Friday, September 14, 2007

Immigration Raids Echo History of African Americans

Exploring linkages between these histories is important. -Angela

Immigration Raids Echo History of African Americans
New America Media, Commentary

Jean Damu, Posted: Sep 13, 2007

Editor's Note: Raids on undocumented workers today are nothing new for African Americans, who saw raids on their own population more than 150 years ago.

In August local law enforcement and immigration officials in a small Pennsylvania town began receiving reports that undocumented immigrants were being offered sanctuary at a nearby residence. Furthermore, the reports went on to say, during the daytime hours, the immigrants were blending into portions of the local population and working in one of the city's factories.

After several weeks of investigation, the authorities determined that, in fact, the reports of the undocumented immigrants' activities were true.

In response to this perceived emergency, an interagency task force of immigration and local police personnel was organized. It was decided that an early morning raid would be the quickest and safest way to take the immigrants into custody and to prepare them for deportation.

The raid was carried out in September. After a brief struggle, the undocumented were overpowered, handcuffed and taken to jail, where they were told to prepare themselves for hearings to determine their eligibility for deportation.

The above incident is not unusual. It has played out countless times, in countless cities across the nation, as the United States struggles to come to grips with a moral question that is rooted in economics - the issue of undocumented workers.

The unusual aspect of the story, however, is that it did not take place in 2007 or 2006. It took place in the town of Christiana, Pa. And it took place in 1850.

In 1850, it was not the office of Immigration and Customs Enforcement (ICE) that conducted the early morning raid, but rather an office of the U.S. Marshal and Deputy Marshal. And in 1850, the undocumented that were being rounded up were not Latinos or Asians but rather fugitive enslaved Africans who had crossed into Pennsylvania from Delaware in an attempt to escape slavery.

The fugitives were given sanctuary by members of the Black Self-Help Society, an armed organization that was formed many decades before the African Blood Brotherhood and the Black Panther Party. The group foreshadowed by only a few years the entry by massive numbers of blacks into the Union armies to fight the formerly officially endorsed "slavocracy."

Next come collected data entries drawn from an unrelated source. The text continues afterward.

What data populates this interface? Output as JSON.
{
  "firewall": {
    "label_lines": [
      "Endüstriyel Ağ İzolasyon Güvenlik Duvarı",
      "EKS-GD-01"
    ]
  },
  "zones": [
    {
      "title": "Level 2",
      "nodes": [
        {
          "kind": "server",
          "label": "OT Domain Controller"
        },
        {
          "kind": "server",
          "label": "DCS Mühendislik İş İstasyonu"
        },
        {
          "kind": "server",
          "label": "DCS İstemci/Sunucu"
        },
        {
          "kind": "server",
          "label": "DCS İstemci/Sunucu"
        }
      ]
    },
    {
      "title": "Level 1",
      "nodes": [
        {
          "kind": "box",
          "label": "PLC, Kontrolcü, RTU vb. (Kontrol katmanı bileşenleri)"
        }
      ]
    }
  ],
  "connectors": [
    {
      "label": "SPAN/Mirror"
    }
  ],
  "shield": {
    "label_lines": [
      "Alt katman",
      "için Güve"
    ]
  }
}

The right-wing political powers of the 21st century that re-configured the Immigration and Naturalization Service into ICE - the agency that is currently conducting raids against "illegal immigrants" as a response to the so-called "war on terrorism" - are direct descendants of those who created the U.S. Marshals and Deputy Marshals to enforce the fugitive slave legislations of the 18th and 19th centuries.

In the case of the Federal Marshals, the enforcement of immigration laws was fueled by politicians' pandering to the political forces that would deliver free labor to the agrarian south and keep the United States a white man's country. This objective was eloquently articulated in America's first immigration legislation adopted in 1789 as part of the establishment of the federal government and the year the U.S. Marshal's office was brought into being.

Though the conditions of life are vastly more complicated today than when the first immigration laws were enacted, one can easily come to the conclusion that one of ICE's unstated missions is to help maintain white supremacy. If this is not true, then why does no one discuss the issue of undocumented white workers who enter the country from Europe and Canada?

It is tempting to argue that the immigration movement is completely analogous to the abolitionist movement. That would be a mistake. After all, who would want to claim that deporting someone to Mexico is the same as returning them to slavery? But the similarities are powerful enough to convince many African Americans that it is in their best interest to support those who struggle against black people's historic enemies.

It took decades of abolitionist work and unprecedented armed struggle to wrest the practice of slavery from the breast of America. Similar decades of educational work and political organizing were required to convince the majority of Americans that legalized discrimination in the form of the Jim Crow laws was also wrong. That struggle continues to this day.

Today there is much misunderstanding and confusion over immigration: some say the issue is too complicated, that there are too many global economic forces at work for the lay person to fully grasp. This is no different from earlier times when much confusion and misunderstanding existed in regards to slavery. In both cases, racism and unbridled white supremacy joined hands to generate the confusion.

Though the issue of immigration has been around since the birth of this nation, the current immigration movement is still in its early stages. If it is to achieve the perceived successes of the civil rights movement, it must do a better job of uniting with that sector of the U.S. population that so clearly participated in and benefited to a significant degree from the civil rights movement: Black America. On the other hand, African Americans should be sensitive to the current conditions in which many immigrants find themselves. These conditions, after all, are not unfamiliar to us.

Jean Damu is a member of the Black Alliance for Just Immigration.